This week, the good people at the Public Relations Society of America (PRSA) began an effort to better define what “public relations” is. This isn’t their first attempt: Two previous tries at a definition, in 2003 and 2007, ended in failure.
A perfectly reasonable question to ask is ‘why doesn't a working definition for public relations already exist?’ After all, the modern discipline of public relations was pioneered at the turn of the last century by Edward Bernays, Ivy Lee and others; the PRSA itself was formed in 1935. Isn’t it fairly obvious what PR is about? And you don’t see physicists, lawyers, or dog trainers agonizing over what their chosen profession is all about, so why the debate with PR?
One answer is that PR and Corporate Communications are enduring monumental change. The economic collapse of conventional journalism has permanently altered the way news is created and shared.
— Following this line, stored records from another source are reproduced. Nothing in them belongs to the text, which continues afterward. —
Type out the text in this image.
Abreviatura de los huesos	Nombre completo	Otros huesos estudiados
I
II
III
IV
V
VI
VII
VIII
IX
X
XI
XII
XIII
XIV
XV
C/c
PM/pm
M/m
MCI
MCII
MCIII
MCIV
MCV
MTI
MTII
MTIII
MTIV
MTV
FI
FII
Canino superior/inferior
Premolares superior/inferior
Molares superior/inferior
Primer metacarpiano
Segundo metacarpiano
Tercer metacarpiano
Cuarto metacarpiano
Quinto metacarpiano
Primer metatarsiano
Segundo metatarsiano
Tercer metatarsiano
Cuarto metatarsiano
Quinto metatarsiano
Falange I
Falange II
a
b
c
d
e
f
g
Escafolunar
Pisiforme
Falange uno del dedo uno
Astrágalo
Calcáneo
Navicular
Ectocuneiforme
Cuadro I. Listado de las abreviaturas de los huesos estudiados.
Opinions are formed and reputations altered through a labyrinth of social connections. Managing a public image has become more complicated, and the role of a PR pro less clear.
Another, less palatable reason is that most things in the world of marketing and communications are badly defined. If we were to take Voltaire at his word – “if you wish to converse with me, define your terms” – then a discussion with marketing pros would be very abbreviated indeed. As a profession, we bandy about overloaded terms like “brand”, “image”, and even “marketing” itself with only a fuzzy and shifting sense of what we mean.
So the PRSA, in an act of either abdication or inclusion, depending on your perspective, has asked for crowd-sourced inputs on what a definition should be. In my view, they’re asking the wrong question. We know full-well what PR is. The issue is how to make PR effective.
Bernays, the grandchild of Sigmund Freud, was very blunt in his assessment of what PR is about and its underlying intent, with his notion of “engineered consent” being rooted in ideas borrowed from propaganda. Ivy Lee was gentler:
"In brief, our plan is frankly, and openly, on behalf of business concerns and public institutions, to supply the press and public…prompt and accurate information concerning subjects which it is of value and interest to the public to know about."
Modern PR hovers uneasily between the two truths offered by Bernays and Lee. Not much has changed at this level. The PRSA is thoroughly confused; we don’t need a new definition of what PR is, but rather we need to understand how to make PR more effective in a new communications landscape. The goals of PR are the same; the mechanisms for reaching those goals are changing and uncertain. The PRSA’s energies would be better spent on addressing these real challenges.